- The Washington Times - Wednesday, May 1, 2019

WikiLeaks expressed pessimism Wednesday on the eve of the first extradition hearing held in connection with the U.S. criminal case against the website’s publisher, Julian Assange.

Mr. Assange’s potential future abroad is slated to be discussed during court proceedings happening Thursday morning in London on the heels of him receiving a 50-week prison sentence Wednesday for breaching bail in 2012.

“Julian Assange’s sentence is as shocking as it is vindictive,” WikiLeaks reacted on Twitter.

“We have grave concerns as to whether he will receive a fair extradition hearing in the UK,” WikiLeaks tweeted.

Scheduled to be held at Westminster Magistrate Court at 10 a.m., the extradition hearing was announced after the U.S. Department of Justice unsealed an indictment last month charging Mr. Assange, an Australian, with one count of conspiracy to commit computer hacking.

Mr. Assange, 47, stands accused of attempting in 2010 to help a WikiLeaks source bypass security measures meant to protect data stored on Department of Defense computer systems. He has been charged by prosecutors in Alexandria, Virginia, and he currently faces a maximum sentence of five years behind bars if found guilty if the single count.

The Justice Department has 60 days from requesting extradition to make its argument for taking custody of Mr. Assange, but prosecutors are poised to potentially add to their case before that window expires — the government has admittedly investigated WikiLeaks for nearly a decade, and the website’s unauthorized disclosure of internal Democratic National Committee emails and CIA hacking tools are near the heart of separate criminal investigations initiated following their release in 2016 and 2017, respectively.

Indeed, the U.S. attorney prosecuting the hacking case in Alexandria said last month that certain details involving the government’s case against Mr. Assange should “remain under seal because it contains nonpublic information about an ongoing criminal investigation.”

The Justice Department declined to comment when asked to respond to the WikiLeaks tweet.

Sweden first publicly sought Mr. Assange’s extradition in 2011 to question him over allegations of sexual assault stemming from a visit he made to Stockholm the previous year. He was subsequently placed under house arrest by British police pending extradition prior to seeking refuge inside the Ecuadorian Embassy in London in 2012, and he ultimately lived on the property as a political asylee for nearly seven years until having that status revoked weeks ago on April 11 and being promptly arrested by British police.

Mr. Assange was convicted shortly after his eviction from the embassy last month of having jumped bail by entering the building while under house arrest.

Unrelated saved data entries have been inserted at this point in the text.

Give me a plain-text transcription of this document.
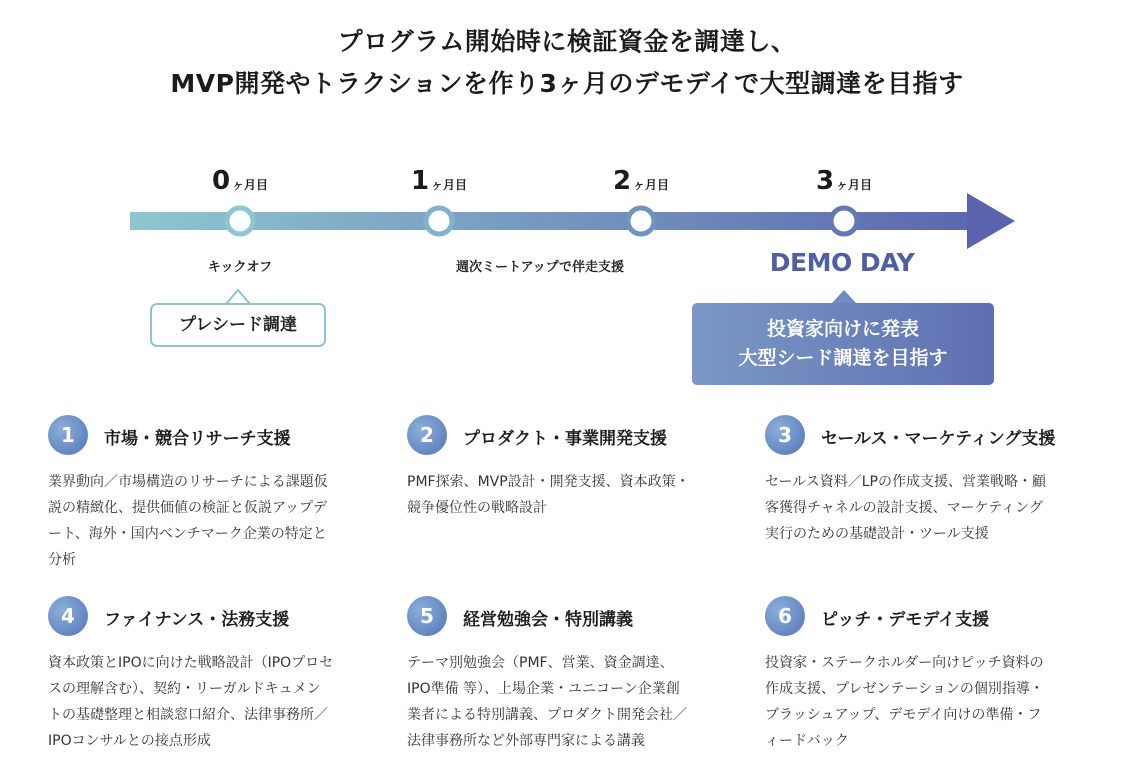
プログラム開始時に検証資金を調達し、
MVP開発やトラクションを作り3ヶ月のデモデイで大型調達を目指す
0 ヶ月目	1 ヶ月目	2 ヶ月目	3 ヶ月目
キックオフ	週次ミートアップで伴走支援	DEMO DAY
プレシード調達	投資家向けに発表
大型シード調達を目指す
1	市場・競合リサーチ支援
業界動向／市場構造のリサーチによる課題仮
説の精緻化、提供価値の検証と仮説アップデ
ート、海外・国内ベンチマーク企業の特定と
分析
2	プロダクト・事業開発支援
PMF探索、MVP設計・開発支援、資本政策・
競争優位性の戦略設計
3	セールス・マーケティング支援
セールス資料／LPの作成支援、営業戦略・顧
客獲得チャネルの設計支援、マーケティング
実行のための基礎設計・ツール支援
4	ファイナンス・法務支援
資本政策とIPOに向けた戦略設計（IPOプロセ
スの理解含む）、契約・リーガルドキュメン
トの基礎整理と相談窓口紹介、法律事務所／
IPOコンサルとの接点形成
5	経営勉強会・特別講義
テーマ別勉強会（PMF、営業、資金調達、
IPO準備 等）、上場企業・ユニコーン企業創
業者による特別講義、プロダクト開発会社／
法律事務所など外部専門家による講義
6	ピッチ・デモデイ支援
投資家・ステークホルダー向けピッチ資料の
作成支援、プレゼンテーションの個別指導・
ブラッシュアップ、デモデイ向けの準備・フ
ィードバック
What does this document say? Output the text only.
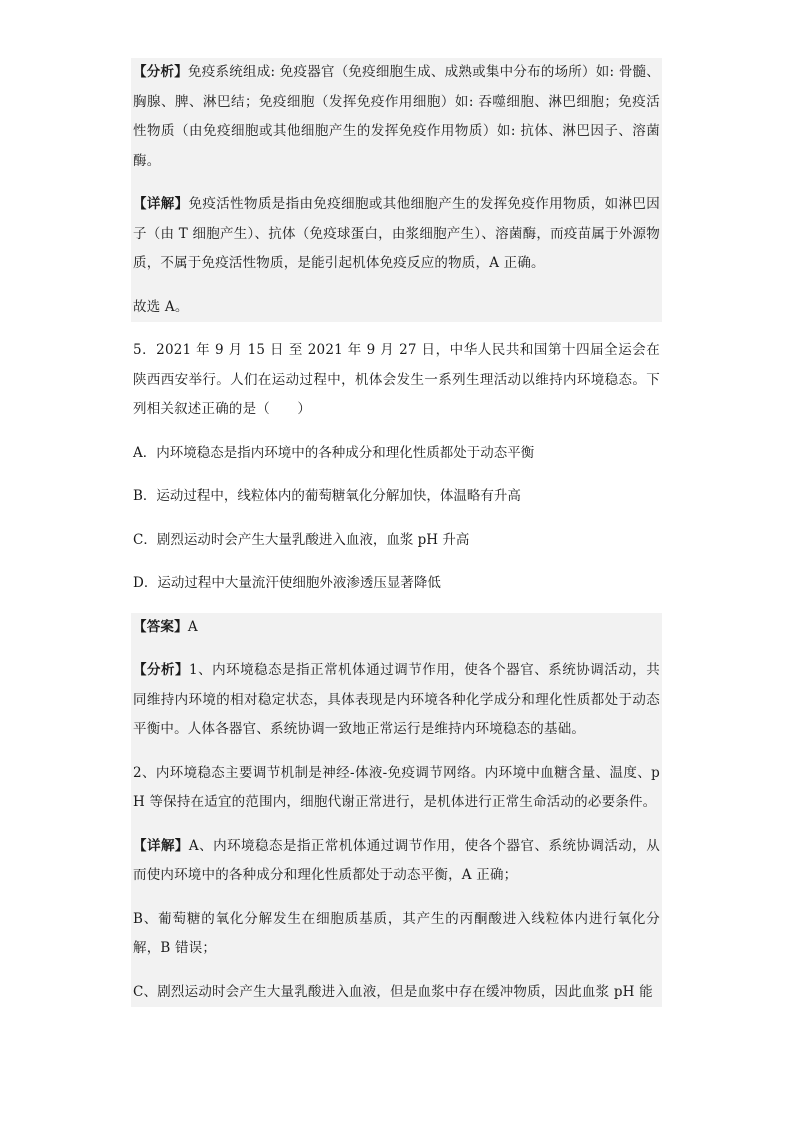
【分析】免疫系统组成: 免疫器官（免疫细胞生成、成熟或集中分布的场所）如: 骨髓、胸腺、脾、淋巴结；免疫细胞（发挥免疫作用细胞）如: 吞噬细胞、淋巴细胞；免疫活性物质（由免疫细胞或其他细胞产生的发挥免疫作用物质）如: 抗体、淋巴因子、溶菌酶。

【详解】免疫活性物质是指由免疫细胞或其他细胞产生的发挥免疫作用物质，如淋巴因子（由 T 细胞产生）、抗体（免疫球蛋白，由浆细胞产生）、溶菌酶，而疫苗属于外源物质，不属于免疫活性物质，是能引起机体免疫反应的物质，A 正确。

故选 A。

5．2021 年 9 月 15 日 至 2021 年 9 月 27 日，中华人民共和国第十四届全运会在陕西西安举行。人们在运动过程中，机体会发生一系列生理活动以维持内环境稳态。下列相关叙述正确的是（　　）

A．内环境稳态是指内环境中的各种成分和理化性质都处于动态平衡

B．运动过程中，线粒体内的葡萄糖氧化分解加快，体温略有升高

C．剧烈运动时会产生大量乳酸进入血液，血浆 pH 升高

D．运动过程中大量流汗使细胞外液渗透压显著降低

【答案】A

【分析】1、内环境稳态是指正常机体通过调节作用，使各个器官、系统协调活动，共同维持内环境的相对稳定状态，具体表现是内环境各种化学成分和理化性质都处于动态平衡中。人体各器官、系统协调一致地正常运行是维持内环境稳态的基础。

2、内环境稳态主要调节机制是神经-体液-免疫调节网络。内环境中血糖含量、温度、pH 等保持在适宜的范围内，细胞代谢正常进行，是机体进行正常生命活动的必要条件。

【详解】A、内环境稳态是指正常机体通过调节作用，使各个器官、系统协调活动，从而使内环境中的各种成分和理化性质都处于动态平衡，A 正确；

B、葡萄糖的氧化分解发生在细胞质基质，其产生的丙酮酸进入线粒体内进行氧化分解，B 错误；

C、剧烈运动时会产生大量乳酸进入血液，但是血浆中存在缓冲物质，因此血浆 pH 能
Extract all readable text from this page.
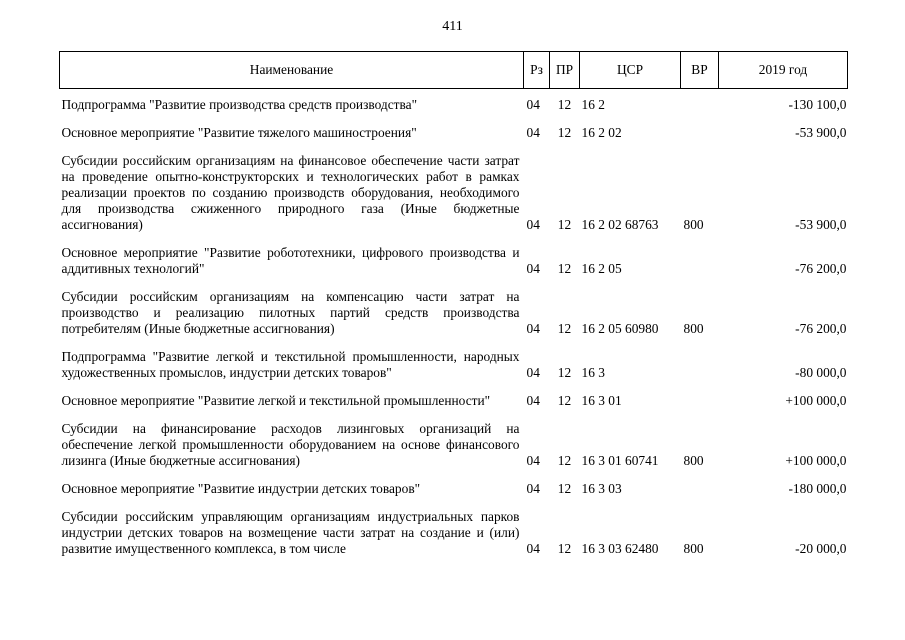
411
Наименование	Рз	ПР	ЦСР	ВР	2019 год

Подпрограмма "Развитие производства средств производства"	04	12	16 2		-130 100,0
Основное мероприятие "Развитие тяжелого машиностроения"	04	12	16 2 02		-53 900,0
Субсидии российским организациям на финансовое обеспечение части затрат на проведение опытно-конструкторских и технологических работ в рамках реализации проектов по созданию производств оборудования, необходимого для производства сжиженного природного газа (Иные бюджетные ассигнования)	04	12	16 2 02 68763	800	-53 900,0
Основное мероприятие "Развитие робототехники, цифрового производства и аддитивных технологий"	04	12	16 2 05		-76 200,0
Субсидии российским организациям на компенсацию части затрат на производство и реализацию пилотных партий средств производства потребителям (Иные бюджетные ассигнования)	04	12	16 2 05 60980	800	-76 200,0
Подпрограмма "Развитие легкой и текстильной промышленности, народных художественных промыслов, индустрии детских товаров"	04	12	16 3		-80 000,0
Основное мероприятие "Развитие легкой и текстильной промышленности"	04	12	16 3 01		+100 000,0
Субсидии на финансирование расходов лизинговых организаций на обеспечение легкой промышленности оборудованием на основе финансового лизинга (Иные бюджетные ассигнования)	04	12	16 3 01 60741	800	+100 000,0
Основное мероприятие "Развитие индустрии детских товаров"	04	12	16 3 03		-180 000,0
Субсидии российским управляющим организациям индустриальных парков индустрии детских товаров на возмещение части затрат на создание и (или) развитие имущественного комплекса, в том числе	04	12	16 3 03 62480	800	-20 000,0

Judge Deborah Taylor of the Southwark Crown Court said Wednesday that it was a “deliberate attempt to delay justice” and sentenced him Wednesday to 50 weeks behind bars — two weeks shy of the one-year maximum allowed by law.

Separate from the case in Alexandria, prosecutors in D.C. have charged several Russian military officers with hacking Democratic targets to obtain material later published by WikiLeaks during the 2016 U.S. presidential race. Joshua Schulte, a former CIA engineer, has been charged in Manhattan in connection with allegedly leaking hack tools to the website, meanwhile. Moscow and Mr. Schulte have both denied the allegations.